Ive spent a couple of good weeks on this, and welcome any suggestion or helps relating to issues with Kinematic actors and joints with physx.
First, I will start with the setup. I have one physx kinematic actor suspended in the air and a rope connected to this kinematic actor. The rope is comprised of other actors all connected to its neighbor via a sphere joint.
The sphere joints are all configured correctly, with have no limit on its degree of freedom. The setup procedures set that each actor connect via the sphere joint ignores collision with every other actor in the scene, this includes the kinematic actor.
When the simulation starts up, the rope is completely stable when connected to the kinematic actor. Moving the kinematic actor around for example forward and back at 1mps gives the desired result and the rope is stable.
Now when starting to move the kinematic actor at speeds greater than 15 to 25 meters per second, problems start occurring on the rope. Sudden jumps on the actors of the rope can be seen. Just there is a sudden update being applied to one of the rope segments. And the whole thing goes hurdling forward.
I have done many different attempts, the list include.
* Set the iteration solver count from 4 to 60
* Distribute the weight evenly across the actors
* Use suggestion on to set the inertia to higher values
* Set the update rate to 200hz.
The only thing that has helped the situation has been changing the time step from fix time steps to dynamic time steps.

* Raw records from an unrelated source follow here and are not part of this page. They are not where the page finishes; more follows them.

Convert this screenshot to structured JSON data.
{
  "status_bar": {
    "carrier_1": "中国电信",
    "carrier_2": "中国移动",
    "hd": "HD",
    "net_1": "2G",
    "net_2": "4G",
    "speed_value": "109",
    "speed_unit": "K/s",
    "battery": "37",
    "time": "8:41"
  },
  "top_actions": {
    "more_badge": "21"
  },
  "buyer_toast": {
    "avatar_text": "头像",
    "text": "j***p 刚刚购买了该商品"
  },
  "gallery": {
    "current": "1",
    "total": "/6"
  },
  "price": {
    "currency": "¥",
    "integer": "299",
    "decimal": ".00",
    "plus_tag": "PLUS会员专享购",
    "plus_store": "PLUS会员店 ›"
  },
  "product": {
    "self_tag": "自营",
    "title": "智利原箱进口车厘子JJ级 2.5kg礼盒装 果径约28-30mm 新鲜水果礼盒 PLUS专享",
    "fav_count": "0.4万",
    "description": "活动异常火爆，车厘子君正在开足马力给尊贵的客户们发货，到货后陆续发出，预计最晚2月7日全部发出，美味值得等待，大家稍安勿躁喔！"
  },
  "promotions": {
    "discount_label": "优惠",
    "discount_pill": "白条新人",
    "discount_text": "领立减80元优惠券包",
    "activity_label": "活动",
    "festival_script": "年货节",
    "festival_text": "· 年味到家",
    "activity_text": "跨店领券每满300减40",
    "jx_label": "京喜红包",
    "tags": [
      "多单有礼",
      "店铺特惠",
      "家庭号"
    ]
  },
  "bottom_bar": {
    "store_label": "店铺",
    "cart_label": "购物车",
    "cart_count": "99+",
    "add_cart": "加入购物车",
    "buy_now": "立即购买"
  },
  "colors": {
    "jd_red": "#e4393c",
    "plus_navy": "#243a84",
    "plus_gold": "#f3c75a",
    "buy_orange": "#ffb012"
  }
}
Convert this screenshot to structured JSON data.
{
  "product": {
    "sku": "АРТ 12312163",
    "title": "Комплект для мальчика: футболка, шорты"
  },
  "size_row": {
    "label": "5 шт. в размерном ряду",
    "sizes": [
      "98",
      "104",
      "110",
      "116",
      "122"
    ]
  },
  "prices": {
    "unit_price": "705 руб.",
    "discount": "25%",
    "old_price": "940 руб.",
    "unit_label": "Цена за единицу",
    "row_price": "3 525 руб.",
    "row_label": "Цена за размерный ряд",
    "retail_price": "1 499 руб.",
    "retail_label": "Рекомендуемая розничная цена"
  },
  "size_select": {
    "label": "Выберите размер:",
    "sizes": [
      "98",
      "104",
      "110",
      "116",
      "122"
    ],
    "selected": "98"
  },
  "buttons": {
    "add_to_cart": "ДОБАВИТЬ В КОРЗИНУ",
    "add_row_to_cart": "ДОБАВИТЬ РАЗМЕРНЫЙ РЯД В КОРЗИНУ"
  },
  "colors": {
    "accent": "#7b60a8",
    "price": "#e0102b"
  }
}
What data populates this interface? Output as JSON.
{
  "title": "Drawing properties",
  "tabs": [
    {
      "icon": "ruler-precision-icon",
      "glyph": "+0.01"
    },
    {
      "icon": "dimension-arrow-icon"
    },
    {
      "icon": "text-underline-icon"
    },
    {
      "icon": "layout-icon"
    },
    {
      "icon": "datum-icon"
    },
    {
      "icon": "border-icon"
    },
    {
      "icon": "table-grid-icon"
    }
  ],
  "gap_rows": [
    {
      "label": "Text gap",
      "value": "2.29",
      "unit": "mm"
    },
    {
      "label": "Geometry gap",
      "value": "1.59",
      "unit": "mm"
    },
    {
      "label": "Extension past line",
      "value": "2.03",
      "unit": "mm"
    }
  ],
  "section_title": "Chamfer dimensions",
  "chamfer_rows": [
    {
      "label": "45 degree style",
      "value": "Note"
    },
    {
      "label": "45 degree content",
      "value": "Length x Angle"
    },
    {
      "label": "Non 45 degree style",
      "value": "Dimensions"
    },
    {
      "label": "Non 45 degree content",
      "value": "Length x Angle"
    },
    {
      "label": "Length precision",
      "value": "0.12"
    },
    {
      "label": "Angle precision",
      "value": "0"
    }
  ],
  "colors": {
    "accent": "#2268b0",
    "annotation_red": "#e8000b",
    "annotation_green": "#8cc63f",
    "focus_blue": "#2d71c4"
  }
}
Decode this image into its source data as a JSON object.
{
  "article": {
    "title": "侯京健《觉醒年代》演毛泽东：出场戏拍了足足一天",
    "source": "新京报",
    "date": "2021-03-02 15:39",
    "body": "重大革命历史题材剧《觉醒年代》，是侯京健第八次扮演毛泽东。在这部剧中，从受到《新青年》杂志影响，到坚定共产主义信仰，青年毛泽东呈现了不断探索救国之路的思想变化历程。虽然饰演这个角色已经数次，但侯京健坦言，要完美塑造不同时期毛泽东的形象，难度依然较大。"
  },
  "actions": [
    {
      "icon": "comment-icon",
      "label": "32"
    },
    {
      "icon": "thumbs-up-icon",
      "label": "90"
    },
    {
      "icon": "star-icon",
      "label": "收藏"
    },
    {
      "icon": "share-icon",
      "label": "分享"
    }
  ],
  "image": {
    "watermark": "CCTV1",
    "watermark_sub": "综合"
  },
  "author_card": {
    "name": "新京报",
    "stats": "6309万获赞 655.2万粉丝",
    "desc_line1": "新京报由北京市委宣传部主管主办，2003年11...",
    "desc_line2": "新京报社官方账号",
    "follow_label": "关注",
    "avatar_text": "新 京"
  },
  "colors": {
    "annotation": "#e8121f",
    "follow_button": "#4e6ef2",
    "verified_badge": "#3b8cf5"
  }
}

Though this is not desirable because it makes the simulation un deterministic.
Though, the alternative solution has been is not to use the kinematic actor as a parent for the rope. Instead to use just a normal dynamic actor that is constantly re-positioned at the exact same location over and over again. This way, even reaching speeds from 0 to 100mps the rope stays stable, and the simulation works perfectly fine.
I would like to use the kinematic actor instead but have not found a solution to solve the rope from sudden jitters when reaching higher speeds. The main reason being, even though repositioning the dynamic actor works, the rope segments still pull on it.